Crabtree Falls, VA (1600-2600')

I must say, Crabtree Falls lives up to its hype.

If you live--or have lived, as in my case--anywhere in the vicinity of central Virginia, you've most likely heard of Crabtree Falls. It's right up there with Whiteoak Canyon and the Cascades on the list of classic Virginia waterfall hikes. On summer afternoons, especially in laurel-blooming season, folks flock to it from all over the state, braving crowds and splinters and scraped knees for the chance to glimpse the 1000-foot falls--the highest* east of the Mississippi--in all its crystalline, rock-slicking glory.

Fortunately, the (commodious) parking lot was almost empty when I arrived that April afternoon.
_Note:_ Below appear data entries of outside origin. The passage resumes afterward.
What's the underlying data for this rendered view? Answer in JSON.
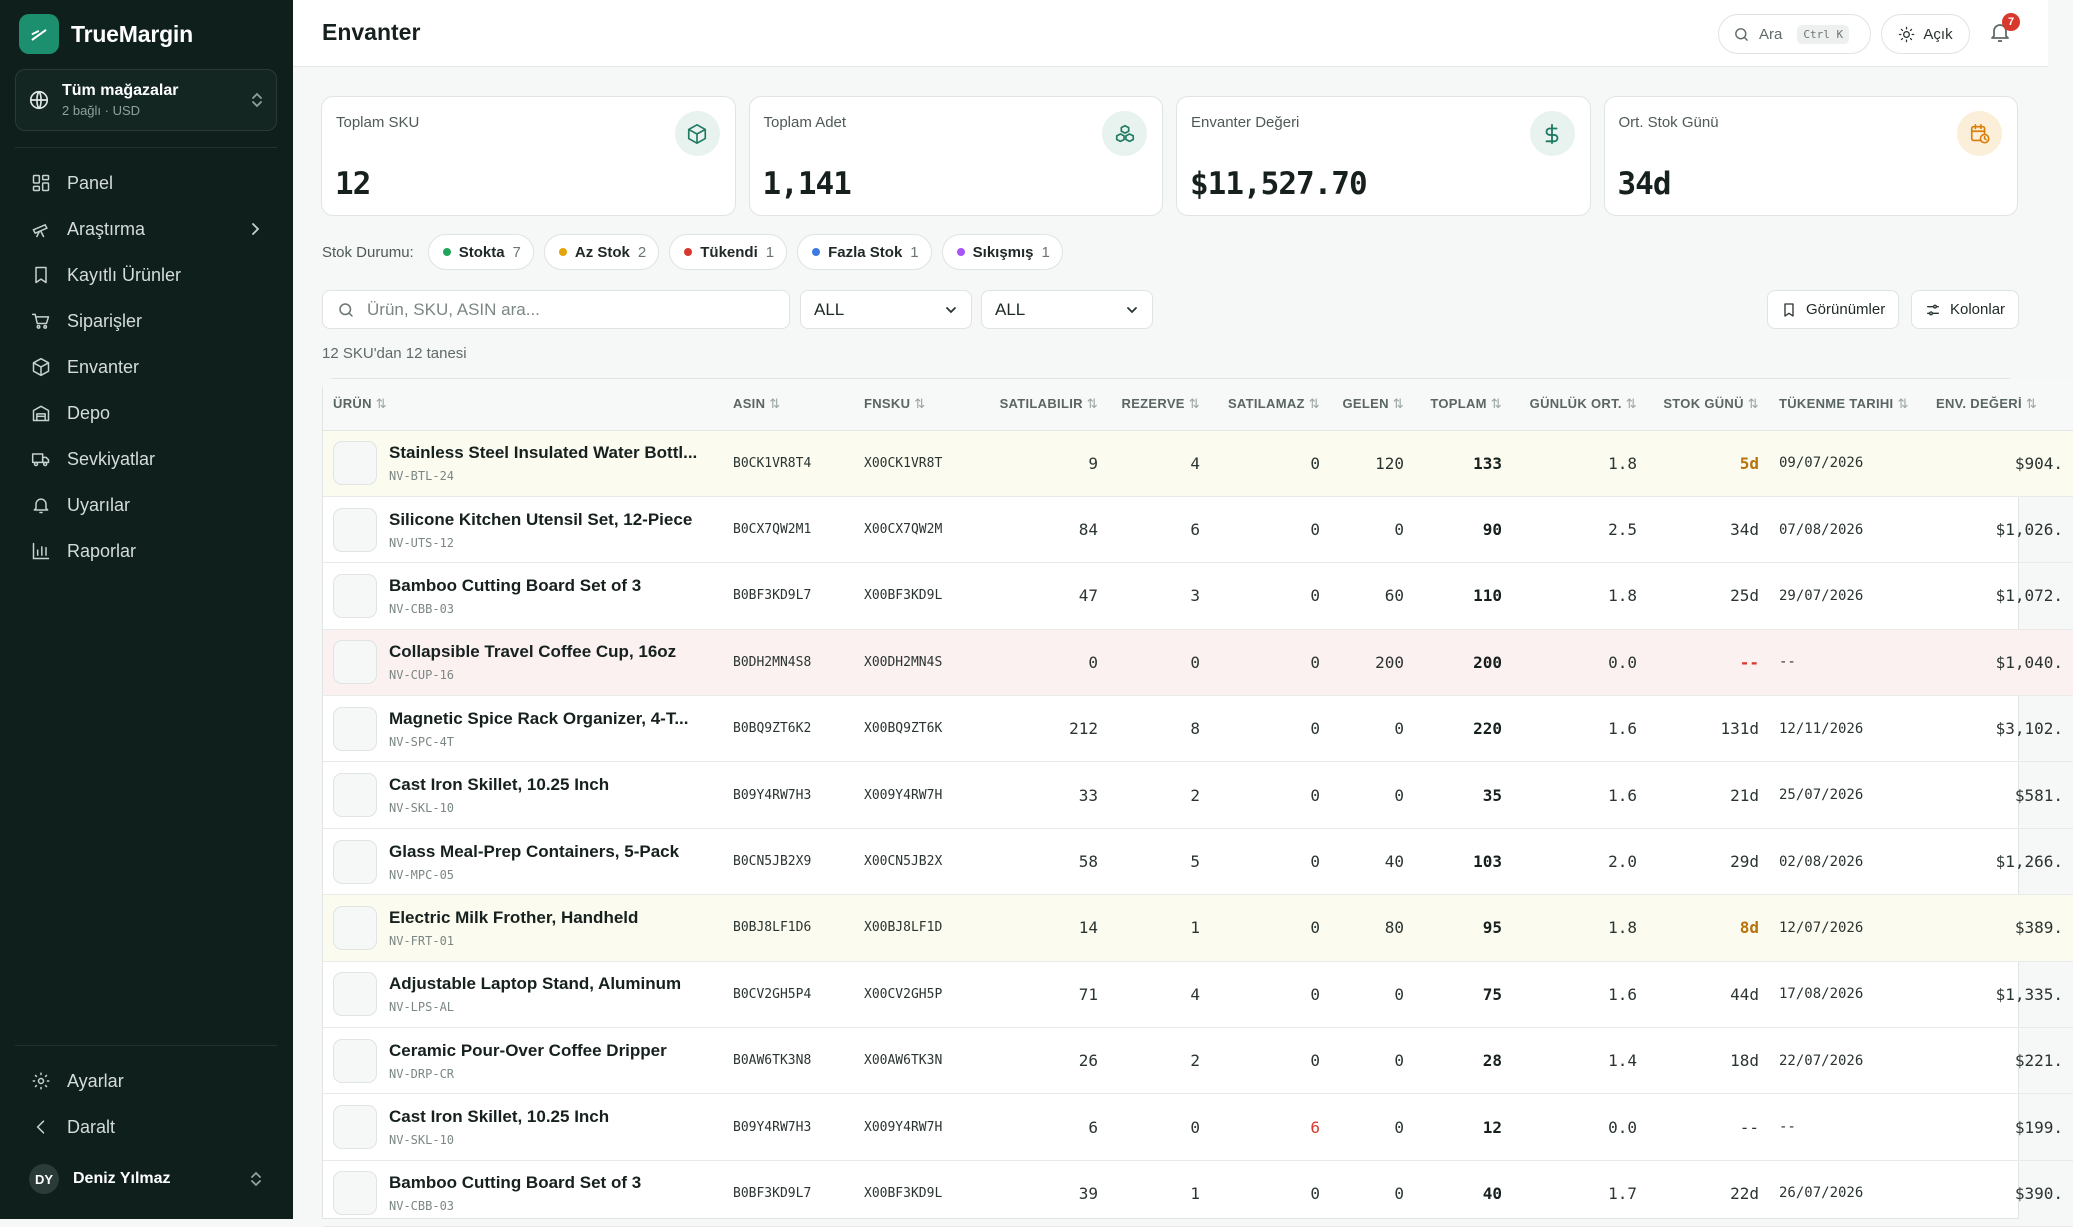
{
  "app": {
    "name": "TrueMargin"
  },
  "store": {
    "title": "Tüm mağazalar",
    "subtitle": "2 bağlı · USD"
  },
  "nav": {
    "items": [
      {
        "label": "Panel",
        "icon": "dashboard-icon"
      },
      {
        "label": "Araştırma",
        "icon": "telescope-icon",
        "has_chevron": true
      },
      {
        "label": "Kayıtlı Ürünler",
        "icon": "bookmark-icon"
      },
      {
        "label": "Siparişler",
        "icon": "cart-icon"
      },
      {
        "label": "Envanter",
        "icon": "box-icon"
      },
      {
        "label": "Depo",
        "icon": "warehouse-icon"
      },
      {
        "label": "Sevkiyatlar",
        "icon": "truck-icon"
      },
      {
        "label": "Uyarılar",
        "icon": "bell-icon"
      },
      {
        "label": "Raporlar",
        "icon": "chart-icon"
      }
    ],
    "bottom": [
      {
        "label": "Ayarlar",
        "icon": "gear-icon"
      },
      {
        "label": "Daralt",
        "icon": "chevron-left-icon"
      }
    ]
  },
  "user": {
    "initials": "DY",
    "name": "Deniz Yılmaz"
  },
  "header": {
    "title": "Envanter",
    "search_label": "Ara",
    "search_shortcut": "Ctrl K",
    "theme_label": "Açık",
    "notification_count": "7"
  },
  "cards": [
    {
      "label": "Toplam SKU",
      "value": "12",
      "icon": "box-icon"
    },
    {
      "label": "Toplam Adet",
      "value": "1,141",
      "icon": "boxes-icon"
    },
    {
      "label": "Envanter Değeri",
      "value": "$11,527.70",
      "icon": "dollar-icon"
    },
    {
      "label": "Ort. Stok Günü",
      "value": "34d",
      "icon": "calendar-clock-icon"
    }
  ],
  "status": {
    "label": "Stok Durumu:",
    "chips": [
      {
        "label": "Stokta",
        "count": "7",
        "color": "#22a55a"
      },
      {
        "label": "Az Stok",
        "count": "2",
        "color": "#e2a408"
      },
      {
        "label": "Tükendi",
        "count": "1",
        "color": "#d9382d"
      },
      {
        "label": "Fazla Stok",
        "count": "1",
        "color": "#3b7be0"
      },
      {
        "label": "Sıkışmış",
        "count": "1",
        "color": "#a855f7"
      }
    ]
  },
  "filters": {
    "search_placeholder": "Ürün, SKU, ASIN ara...",
    "select1": "ALL",
    "select2": "ALL",
    "views_label": "Görünümler",
    "columns_label": "Kolonlar",
    "count_text": "12 SKU'dan 12 tanesi"
  },
  "table": {
    "columns": [
      "ÜRÜN",
      "ASIN",
      "FNSKU",
      "SATILABILIR",
      "REZERVE",
      "SATILAMAZ",
      "GELEN",
      "TOPLAM",
      "GÜNLÜK ORT.",
      "STOK GÜNÜ",
      "TÜKENME TARIHI",
      "ENV. DEĞERİ"
    ],
    "rows": [
      {
        "name": "Stainless Steel Insulated Water Bottl...",
        "sku": "NV-BTL-24",
        "asin": "B0CK1VR8T4",
        "fnsku": "X00CK1VR8T",
        "sellable": "9",
        "reserved": "4",
        "unsellable": "0",
        "inbound": "120",
        "total": "133",
        "daily": "1.8",
        "days": "5d",
        "date": "09/07/2026",
        "value": "$904.",
        "state": "warn"
      },
      {
        "name": "Silicone Kitchen Utensil Set, 12-Piece",
        "sku": "NV-UTS-12",
        "asin": "B0CX7QW2M1",
        "fnsku": "X00CX7QW2M",
        "sellable": "84",
        "reserved": "6",
        "unsellable": "0",
        "inbound": "0",
        "total": "90",
        "daily": "2.5",
        "days": "34d",
        "date": "07/08/2026",
        "value": "$1,026.",
        "state": "ok"
      },
      {
        "name": "Bamboo Cutting Board Set of 3",
        "sku": "NV-CBB-03",
        "asin": "B0BF3KD9L7",
        "fnsku": "X00BF3KD9L",
        "sellable": "47",
        "reserved": "3",
        "unsellable": "0",
        "inbound": "60",
        "total": "110",
        "daily": "1.8",
        "days": "25d",
        "date": "29/07/2026",
        "value": "$1,072.",
        "state": "ok"
      },
      {
        "name": "Collapsible Travel Coffee Cup, 16oz",
        "sku": "NV-CUP-16",
        "asin": "B0DH2MN4S8",
        "fnsku": "X00DH2MN4S",
        "sellable": "0",
        "reserved": "0",
        "unsellable": "0",
        "inbound": "200",
        "total": "200",
        "daily": "0.0",
        "days": "--",
        "date": "--",
        "value": "$1,040.",
        "state": "out"
      },
      {
        "name": "Magnetic Spice Rack Organizer, 4-T...",
        "sku": "NV-SPC-4T",
        "asin": "B0BQ9ZT6K2",
        "fnsku": "X00BQ9ZT6K",
        "sellable": "212",
        "reserved": "8",
        "unsellable": "0",
        "inbound": "0",
        "total": "220",
        "daily": "1.6",
        "days": "131d",
        "date": "12/11/2026",
        "value": "$3,102.",
        "state": "ok"
      },
      {
        "name": "Cast Iron Skillet, 10.25 Inch",
        "sku": "NV-SKL-10",
        "asin": "B09Y4RW7H3",
        "fnsku": "X009Y4RW7H",
        "sellable": "33",
        "reserved": "2",
        "unsellable": "0",
        "inbound": "0",
        "total": "35",
        "daily": "1.6",
        "days": "21d",
        "date": "25/07/2026",
        "value": "$581.",
        "state": "ok"
      },
      {
        "name": "Glass Meal-Prep Containers, 5-Pack",
        "sku": "NV-MPC-05",
        "asin": "B0CN5JB2X9",
        "fnsku": "X00CN5JB2X",
        "sellable": "58",
        "reserved": "5",
        "unsellable": "0",
        "inbound": "40",
        "total": "103",
        "daily": "2.0",
        "days": "29d",
        "date": "02/08/2026",
        "value": "$1,266.",
        "state": "ok"
      },
      {
        "name": "Electric Milk Frother, Handheld",
        "sku": "NV-FRT-01",
        "asin": "B0BJ8LF1D6",
        "fnsku": "X00BJ8LF1D",
        "sellable": "14",
        "reserved": "1",
        "unsellable": "0",
        "inbound": "80",
        "total": "95",
        "daily": "1.8",
        "days": "8d",
        "date": "12/07/2026",
        "value": "$389.",
        "state": "warn"
      },
      {
        "name": "Adjustable Laptop Stand, Aluminum",
        "sku": "NV-LPS-AL",
        "asin": "B0CV2GH5P4",
        "fnsku": "X00CV2GH5P",
        "sellable": "71",
        "reserved": "4",
        "unsellable": "0",
        "inbound": "0",
        "total": "75",
        "daily": "1.6",
        "days": "44d",
        "date": "17/08/2026",
        "value": "$1,335.",
        "state": "ok"
      },
      {
        "name": "Ceramic Pour-Over Coffee Dripper",
        "sku": "NV-DRP-CR",
        "asin": "B0AW6TK3N8",
        "fnsku": "X00AW6TK3N",
        "sellable": "26",
        "reserved": "2",
        "unsellable": "0",
        "inbound": "0",
        "total": "28",
        "daily": "1.4",
        "days": "18d",
        "date": "22/07/2026",
        "value": "$221.",
        "state": "ok"
      },
      {
        "name": "Cast Iron Skillet, 10.25 Inch",
        "sku": "NV-SKL-10",
        "asin": "B09Y4RW7H3",
        "fnsku": "X009Y4RW7H",
        "sellable": "6",
        "reserved": "0",
        "unsellable": "6",
        "inbound": "0",
        "total": "12",
        "daily": "0.0",
        "days": "--",
        "date": "--",
        "value": "$199.",
        "state": "stuck"
      },
      {
        "name": "Bamboo Cutting Board Set of 3",
        "sku": "NV-CBB-03",
        "asin": "B0BF3KD9L7",
        "fnsku": "X00BF3KD9L",
        "sellable": "39",
        "reserved": "1",
        "unsellable": "0",
        "inbound": "0",
        "total": "40",
        "daily": "1.7",
        "days": "22d",
        "date": "26/07/2026",
        "value": "$390.",
        "state": "ok"
      }
    ]
  }
}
I paid the $3 entrance fee, took my pick of parking spots, and headed up to the trailhead.

The first stretch of the trail was paved--universally accessible, as the sign at the base explained. Here, as elsewhere along the hike, big orange signs warned against careless scrambling:

"Now I'm never gonna climb again/slippery feet have got no traction..."
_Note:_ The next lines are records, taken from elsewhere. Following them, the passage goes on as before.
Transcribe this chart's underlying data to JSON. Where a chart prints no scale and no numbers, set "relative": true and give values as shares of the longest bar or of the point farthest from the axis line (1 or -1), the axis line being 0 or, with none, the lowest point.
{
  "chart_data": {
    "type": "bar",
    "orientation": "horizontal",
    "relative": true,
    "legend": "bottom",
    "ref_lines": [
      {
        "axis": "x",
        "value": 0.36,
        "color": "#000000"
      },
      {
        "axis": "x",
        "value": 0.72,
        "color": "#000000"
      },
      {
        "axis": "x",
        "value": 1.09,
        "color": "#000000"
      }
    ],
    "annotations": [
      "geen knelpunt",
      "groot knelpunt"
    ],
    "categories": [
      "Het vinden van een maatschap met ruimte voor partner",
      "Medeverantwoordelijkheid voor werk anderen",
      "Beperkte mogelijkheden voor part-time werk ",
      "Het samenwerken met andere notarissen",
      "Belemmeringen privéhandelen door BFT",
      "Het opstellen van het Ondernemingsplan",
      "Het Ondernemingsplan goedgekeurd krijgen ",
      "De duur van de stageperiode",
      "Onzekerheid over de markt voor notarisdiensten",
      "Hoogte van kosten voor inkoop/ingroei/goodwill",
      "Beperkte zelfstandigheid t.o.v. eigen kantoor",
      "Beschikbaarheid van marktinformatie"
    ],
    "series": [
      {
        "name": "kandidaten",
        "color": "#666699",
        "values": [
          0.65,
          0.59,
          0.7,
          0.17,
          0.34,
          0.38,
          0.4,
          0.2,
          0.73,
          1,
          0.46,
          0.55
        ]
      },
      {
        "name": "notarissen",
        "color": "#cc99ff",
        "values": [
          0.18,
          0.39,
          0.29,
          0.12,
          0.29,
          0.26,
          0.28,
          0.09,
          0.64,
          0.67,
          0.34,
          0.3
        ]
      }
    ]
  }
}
The rest of the trail was rougher--as it had to be, given the terrain--but still quite carefully maintained.

After a couple tenths of a mile (yes, the mileage was labeled that precisely on that trail), I came to the first of the falls' several cascades:

From there, the trail veered off from the falls and switchbacked up the mountainside:

...with rails and steps and such to keep the kiddies safe.

Where it returned to the falls was a second overlook, this one with a much more comprehensive view:

See the top, way up there?

I looked my fill, then headed up more switchbacks, passing beneath a handful of interesting cliffs (and the gaze of a park ranger--no, LarLar, don't even think about taking a bite).
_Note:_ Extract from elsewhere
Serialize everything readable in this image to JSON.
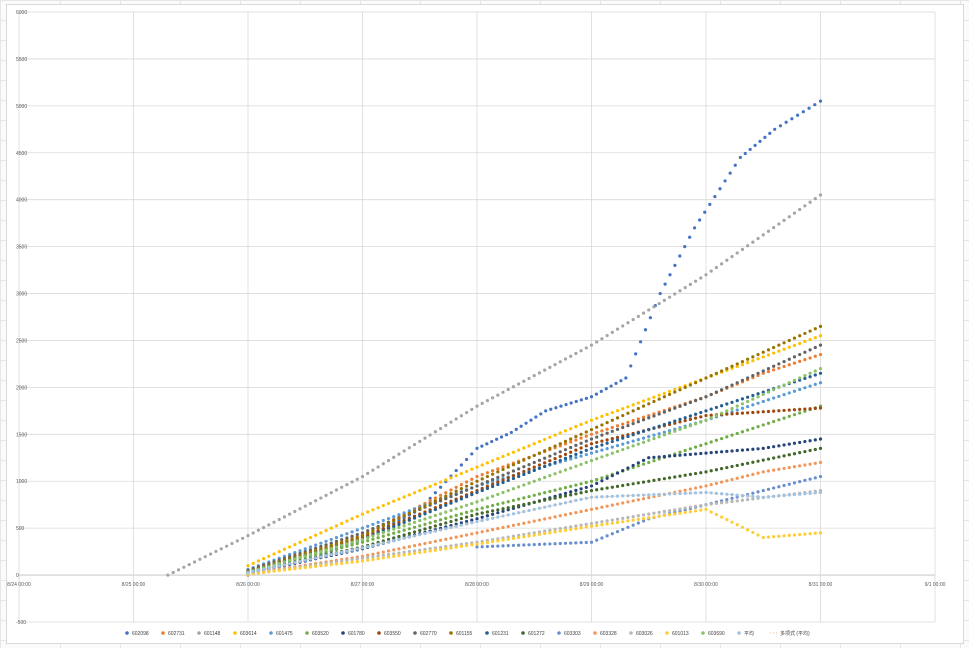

The trail continued up some steep stairs of yellow wood and past a third viewpoint:

then up a few more switchbacks to the final overlook:

Or, rather, underlook.

The trail continued on from there, following the now-sedate stream farther up the mountain:

But the improvements stopped there, and my legs were starting to stiffen up from all the hill-climbing I'd done that day. I rested for a moment, looking out at the steep, still-leafless walls of the Blue Ridge around me:

Sunset in an hour or so... better get back to civilization first.

then headed back down.

I'm glad I thought to visit the Falls outside of peak season--I bet lines form on all those ladderlike stairs in the summer. But I understand why, with cascades like that on display. And the trail to the top is about as accessible as the terrain surrounding a thousand-foot waterfall can possibly be. It'd be a great place to take kids... once they're old enough to consistently obey commands like "Stop right there!" and "Don't you dare climb that guardrail!", of course.

(...I'm gonna have a pack of monkeys on my hands someday, won't I?)

Some final food for thought: Not far from the start of the trail, there's a little fenced-off cemetery, home to two former owners of the land the falls is situated on. Up in this isolated, thin-soiled valley, their lives must have been quiet and full of hard work. I wonder what they'd think of all the crowds that come here now for entertainment?